Dann gibt es noch die Bücher, die einfach lesenwert sind und nach ein paar Jahren noch einmal mit erneutem Lust- und Erkenntnisgewinn gelesen werden können. Nochmal eine Auswahl:
- Nâzım Hikmet: Memleketimden İnsan Manzaraları (Menschenlandschaften); das ist für den türkischen Buchliebhaber das, was der Faust für den Deutschen ist, es ist einfach das Universalbuch. Leider geht in der deutschen Übersetzung viel verloren, es sind gerade die sprachlichen Stilmitttel, die Nâzım Hikmet so eine einfühlsame Beschreibung der vielen verschiedenen Persönlichkeiten, die alle zusammen seine Heimat ausmachen, ermöglichen - und wenn das alles auf deutsch ist, beschreibt es den Seelenzustand der Türken aus den 40er Jahren nicht mehr ganz so genau.
- "Song of Lawino" von Okot p'Bitek. Das ist für den ugandischen Buchliebhaber...ihr könnt euch schon denken. Eigentlich wurde der Text auf Acholi geschrieben, einer der vielen kleinen einheimischen Sprachen in Afrika, und dann hat ihn sein Autor selbst ins Englische übersetzt. Das Buch ist nicht so komplex wie die beiden oben zitierten, aber dafür ist es sehr originell und eindringlich. Es ist die Anklage einer traditionellen ugandischen Ehefrau an ihren Mann, der wie wild dabei ist, sich zu modernisieren und dabei mit seiner Persönlichkeit auf der Strecke bleibt.

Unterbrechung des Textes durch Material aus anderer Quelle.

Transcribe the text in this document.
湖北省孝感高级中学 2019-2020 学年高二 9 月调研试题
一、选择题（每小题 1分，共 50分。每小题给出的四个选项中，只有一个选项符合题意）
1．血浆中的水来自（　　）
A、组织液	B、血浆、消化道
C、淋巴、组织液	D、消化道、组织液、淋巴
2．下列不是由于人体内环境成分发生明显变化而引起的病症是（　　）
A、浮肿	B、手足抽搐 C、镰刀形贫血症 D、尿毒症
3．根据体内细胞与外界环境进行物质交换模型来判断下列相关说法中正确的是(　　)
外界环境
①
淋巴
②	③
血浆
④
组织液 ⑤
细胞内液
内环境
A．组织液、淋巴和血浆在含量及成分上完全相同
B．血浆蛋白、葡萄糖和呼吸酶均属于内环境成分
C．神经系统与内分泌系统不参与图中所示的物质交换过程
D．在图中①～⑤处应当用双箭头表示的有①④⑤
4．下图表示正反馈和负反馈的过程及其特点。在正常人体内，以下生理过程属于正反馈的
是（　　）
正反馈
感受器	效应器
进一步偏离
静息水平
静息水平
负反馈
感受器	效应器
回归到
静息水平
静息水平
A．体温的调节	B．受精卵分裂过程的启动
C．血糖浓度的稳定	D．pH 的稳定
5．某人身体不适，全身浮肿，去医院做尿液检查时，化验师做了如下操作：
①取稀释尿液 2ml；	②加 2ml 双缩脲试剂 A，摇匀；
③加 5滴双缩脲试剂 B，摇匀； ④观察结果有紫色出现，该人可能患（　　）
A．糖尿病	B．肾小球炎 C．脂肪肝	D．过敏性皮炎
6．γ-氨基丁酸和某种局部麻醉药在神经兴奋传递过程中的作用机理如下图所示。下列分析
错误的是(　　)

- Nagib Mahfus: Die Kairo- Trilogie (ich weiß nicht, ob es auf Deutsch auch so heißt, aber vielleicht so ähnlich); das Buch beschreibt das Leben einer Kairoer Familie vor ungefähr 100 Jahren; es fängt ganz altmodisch- idyllisch an, und dann kann der Leser über 1000 Seiten verfolgen, wie dieses Idyll langsam auseinanderbricht, wie der Vater seine Autorität, der Sohn seinen Glauben, der andere Sohn sein Leben, eine Tochter all ihre Kinder etc. verlieren und was das mit ihnen macht. Hab ich diesen Sommer gelesen, als ich mit Malaria im Krankenhaus lag und fast abgekratzt wäre.
- alle englischen Klassikerinnen + Thomas Hardy; alles, was die Geschwister Bronte, Jane Austen, George Eliot oder Thomas Hardy geschrieben haben, ist einfach phantastisch und immer wieder lesenswert, ganz besonders Middlemarch, Tess of the d'Urbervilles, Villette, Sense and Sensibility, Jude the Obscure. Und natürlich jegliche Art von Gothic Novel und alles von Walter Scott und ganz besonders und immer wieder die Sonette von Shakespeare - How like a winter hath my absence been/ from thee, the pleasure of the fleeting year/ What freezings have I felt, what dark days seen/ what old December's bareness everywhere...wenn man die englische Sprache SO liest, kann man sie richtig LIEBEN lernen; das tröstet einen dann hinweg über das Englisch, das zu lesen und schreiben man ansonsten allerorten gezwungen wird.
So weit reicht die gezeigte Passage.